Pardon the long silence! It's been a busy winter, but I intend to get back into the habit of blogging. To that end, I thought I'd share some program notes I whipped up yesterday for today's performance of Winterreise at Sanctuary 1867 in Ewing, NJ with Étienne Lemieux-Després. It's been an invigorating couple of weeks, being constantly on the road, preparing things on the fly. I feel grateful that I got so deeply acquainted with this cycle last year, which made it so much easier to bring back. Anyway, here's what I came up with, which I'm hoping is approachable enough for someone to whom this piece is going to be totally foreign, but substantial enough to offer something to the connoisseur.
A romance ends, and rejection stings. His world destroyed, the poet’s thoughts tumble out in a series of desperate and paranoid metaphors. The world around him is black and white, devoid of sunlight and warmth. Tears freeze to his cheeks before he even acknowledges them. Stray dogs growl at him, and crows throw snowballs at his head. Wait - seriously? This Wanderer character obviously has a bad case of seasonal depression, but nothing seems to make him feel better except talking a blue streak and walking, doesn’t matter where, just out, away from Her.
People often view the Winterreise as a bleak or pessimistic work, pointing to the final song as some indication that our intrepid protagonist, the unnamed Wanderer, has finally “lost it.” This type of critic might say that he devolves from relatively lucid and poetic expressions of heartbreak (the sophisticated nature conceits of #3, 6, 7, etc.) into madness – hallucinations (#14, 19, 23), paranoia (#16), and delusions of grandeur (#22). To some, the portrait of a destitute vagrant organ-grinder which concludes the cycle (#24) is an indication of what the Wanderer will eventually become, or perhaps has already become.

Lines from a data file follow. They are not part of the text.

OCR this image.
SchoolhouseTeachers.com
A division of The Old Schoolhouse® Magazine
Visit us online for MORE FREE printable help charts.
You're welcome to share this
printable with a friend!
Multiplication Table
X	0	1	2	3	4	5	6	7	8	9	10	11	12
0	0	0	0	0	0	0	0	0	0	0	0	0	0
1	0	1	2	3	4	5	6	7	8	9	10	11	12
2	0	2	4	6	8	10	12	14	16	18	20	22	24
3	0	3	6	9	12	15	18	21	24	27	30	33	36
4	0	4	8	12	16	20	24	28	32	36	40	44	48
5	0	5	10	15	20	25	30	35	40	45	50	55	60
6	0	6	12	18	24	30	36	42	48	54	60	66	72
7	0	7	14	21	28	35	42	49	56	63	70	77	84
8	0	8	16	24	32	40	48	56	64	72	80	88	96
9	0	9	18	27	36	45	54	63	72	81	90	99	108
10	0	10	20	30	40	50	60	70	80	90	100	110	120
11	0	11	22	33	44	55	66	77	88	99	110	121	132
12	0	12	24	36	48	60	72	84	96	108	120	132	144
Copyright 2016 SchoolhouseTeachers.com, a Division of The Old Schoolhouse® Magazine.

I take issue with this interpretation, and would like to offer a more hopeful outlook. To my mind, the Wanderer begins the cycle as a young man so profoundly depressed and traumatized by a breakup that he is unable to see beyond himself. His own thoughts and feelings constitute his world. The compassion he shows for a total stranger in the final song is a sign that he has begun to escape the hell of his own solipsism. He no longer feels spite and revulsion for other people (as he did in #1, #2, and #17), and his gaze has gone from inward to outward. In “Der Lindenbaum” (#5), the Wanderer reveals that he is constantly tempted by the thought of suicide (“Here you would have found rest”), but, unlike the main character of Schubert’s other great song cycle, Die Schöne Müllerin – who explicitly drowns himself at the conclusion of the cycle – the Wanderer somehow just keeps going, even as he continues to long for the peace of death (#14, 21, 23). He may not exactly be bursting with enthusiasm, but, considering that he has avoided temptation so many times, he seems to have made a decision to keep living. The cycle concludes with the suggestion that he could find fulfillment through artistic expression (#24: “Strange old man, shall I go with you? Do you want to play my songs on your hurdy-gurdy?”)
Propagating the view that suicide is the inevitable end result of depression is not just lazy literary criticism, it is also socially irresponsible. In my opinion, Wilhelm Müller’s poems amply support a more hopeful interpretation of Winterreise. There is a certain Romantic trope in works such as Die Schöne Müllerin, or The Sorrows of Young Werther, whereby suicide is portrayed as a glamorous, dramatic gesture. Winterreise remains relevant in the 21st century because the Wanderer escapes these generic, two-dimensional clichés, suggesting that through introspection and travel we can process and rehabilitate even the worst personal traumas.